Ralph S. Quatrano, Ph.D., the Spencer T. Olin Professor and chair of the Washington University Department of Biology, has been named interim dean of the faculty of Arts & Sciences effective July 1, 2008, according to Chancellor Mark S. Wrighton.
He succeeds Executive Vice Chancellor Edward S. Macias, Ph.D., dean of Arts & Sciences and the Barbara and David Thomas Distinguished Professor in Arts & Sciences. Macias will relinquish his duty as Arts & Sciences dean on June 30, 2008, and become provost of Washington University on Jan. 1, 2009, following a six-month sabbatical.
Quatrano will serve as interim dean of Arts & Sciences until a regular term dean is appointed. Plans are under way to begin a comprehensive search for the next regular term dean. Quatrano takes the interim position after having planned to step down as chair on June 30, 2008, and then take a leave.
“Ralph has been an important leader in Arts & Sciences since joining Washington University nearly a decade ago,” said Wrighton. “Throughout his professional career, he has demonstrated a strong ability to connect people and ideas and guide them towards a common goal.
Ralph will benefit from the strong foundation that Ed Macias has built in Arts & Sciences, and he will be a key leader in implementing plans for the future that have been developed. I am grateful to Ralph for agreeing to serve Washington University in this significant way.”
Quatrano, who came to Washington University in 1998 to chair the biology department, oversees one of the nation’s most highly regarded biology departments with exceptional strengths in a number of areas including the plant sciences. He directed the hiring of 12 new faculty members as chair and recently served as Director of the Division of Biology and Biomedical Sciences.
His research group, comprising graduate students and post-doctoral researchers, often collaborates with Washington University School of Medicine researchers as well as with scientists from Monsanto and the Donald Danforth Plant Science Center.
He is internationally known for his work on model plant systems to elucidate the molecular and cellular mechanisms controlling seed development and how cells acquire polarity. More recently he has used the moss Physcomitrella patens to study the mechanism of drought tolerance and took a leadership role in a consortium of more than 100 international researchers and the Joint Genome Institute of the Department of Energy to sequence and annotate the moss genome. This latter effort culminated in a major publication earlier this year in Science with Quatrano as corresponding author.
Since 1970, Quatrano has been a visiting professor or investigator at five different institutions, including most recently the University of Naples, Cambridge University, and the University of Leeds as well as with Stanford University and the University of Washington.

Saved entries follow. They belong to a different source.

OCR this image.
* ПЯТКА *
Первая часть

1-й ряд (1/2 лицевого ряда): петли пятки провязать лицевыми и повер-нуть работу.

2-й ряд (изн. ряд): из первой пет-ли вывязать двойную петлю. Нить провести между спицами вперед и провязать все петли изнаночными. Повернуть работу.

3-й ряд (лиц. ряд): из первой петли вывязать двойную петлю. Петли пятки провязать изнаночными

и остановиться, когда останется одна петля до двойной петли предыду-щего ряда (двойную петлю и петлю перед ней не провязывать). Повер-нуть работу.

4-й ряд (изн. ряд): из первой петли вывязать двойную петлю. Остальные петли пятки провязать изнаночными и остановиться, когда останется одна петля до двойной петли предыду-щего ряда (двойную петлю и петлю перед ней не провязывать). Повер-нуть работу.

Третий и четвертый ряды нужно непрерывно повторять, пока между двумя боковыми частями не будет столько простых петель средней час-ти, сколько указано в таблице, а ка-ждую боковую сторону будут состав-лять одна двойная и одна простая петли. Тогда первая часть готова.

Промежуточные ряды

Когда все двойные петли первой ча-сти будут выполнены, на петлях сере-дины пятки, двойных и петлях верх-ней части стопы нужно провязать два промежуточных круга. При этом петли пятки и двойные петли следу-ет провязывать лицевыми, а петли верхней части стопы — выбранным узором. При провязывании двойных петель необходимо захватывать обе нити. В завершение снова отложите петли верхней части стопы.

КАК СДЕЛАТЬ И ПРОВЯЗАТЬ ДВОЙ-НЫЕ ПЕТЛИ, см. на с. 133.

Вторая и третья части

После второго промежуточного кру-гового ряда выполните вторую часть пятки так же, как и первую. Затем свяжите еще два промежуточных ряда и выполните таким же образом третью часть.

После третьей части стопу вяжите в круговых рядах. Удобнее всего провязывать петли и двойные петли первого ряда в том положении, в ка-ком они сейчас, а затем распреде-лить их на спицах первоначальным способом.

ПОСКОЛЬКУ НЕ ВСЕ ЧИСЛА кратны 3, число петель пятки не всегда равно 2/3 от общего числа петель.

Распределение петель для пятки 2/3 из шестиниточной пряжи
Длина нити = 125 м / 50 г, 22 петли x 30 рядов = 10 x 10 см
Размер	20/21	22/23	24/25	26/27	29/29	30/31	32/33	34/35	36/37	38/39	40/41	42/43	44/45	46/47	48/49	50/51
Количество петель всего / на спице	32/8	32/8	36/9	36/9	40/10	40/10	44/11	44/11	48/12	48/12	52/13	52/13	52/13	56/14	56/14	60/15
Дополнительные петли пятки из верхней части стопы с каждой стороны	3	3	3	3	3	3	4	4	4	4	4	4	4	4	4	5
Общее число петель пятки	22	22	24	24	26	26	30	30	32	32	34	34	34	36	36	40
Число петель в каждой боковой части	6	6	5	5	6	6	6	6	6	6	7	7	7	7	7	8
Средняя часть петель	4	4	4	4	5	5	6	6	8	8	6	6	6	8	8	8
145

He has given invited seminars at institutions worldwide and has published more than 160 research papers. He has won teaching awards at the undergraduate and graduate levels and has mentored 20 graduate students and 40 postdoctoral fellows and visiting scientists.
From 1986-89, Quatrano was research manager in molecular biology for DuPont Co., Wilmington Del.
From 1968-1986, Quatrano was a faculty member in botany at Oregon State University, Corvallis. His last two years there he founded and directed the University’s Center for Gene Research and Biotechnology.
He was editor-in-chief of the journal, The Plant Cell, the premier journal of plant biology, elected president of the American Society of Plant Biology, a member of the Advisory Committee for Biological Sciences for the National Science Foundation until 2001, the Scientific Advisory Committee of the Rockefeller Foundation International Program on Rice Biotechnology, and from 1991-98 he was Member on the Board of Reviewing Editors for Science magazine, the publication of the American Association for the Advancement of Science (AAAS).
He is a Fellow of the AAAS and the St. Louis Academy of Science as well as an inaugural fellow of the American Society of Plant Biology.
Quatrano earned his bachelor’s in botany with honors from Colgate University in 1962; his master’s in botany from Ohio University, Athens, in 1964; and his doctorate in biology from Yale University in 1968.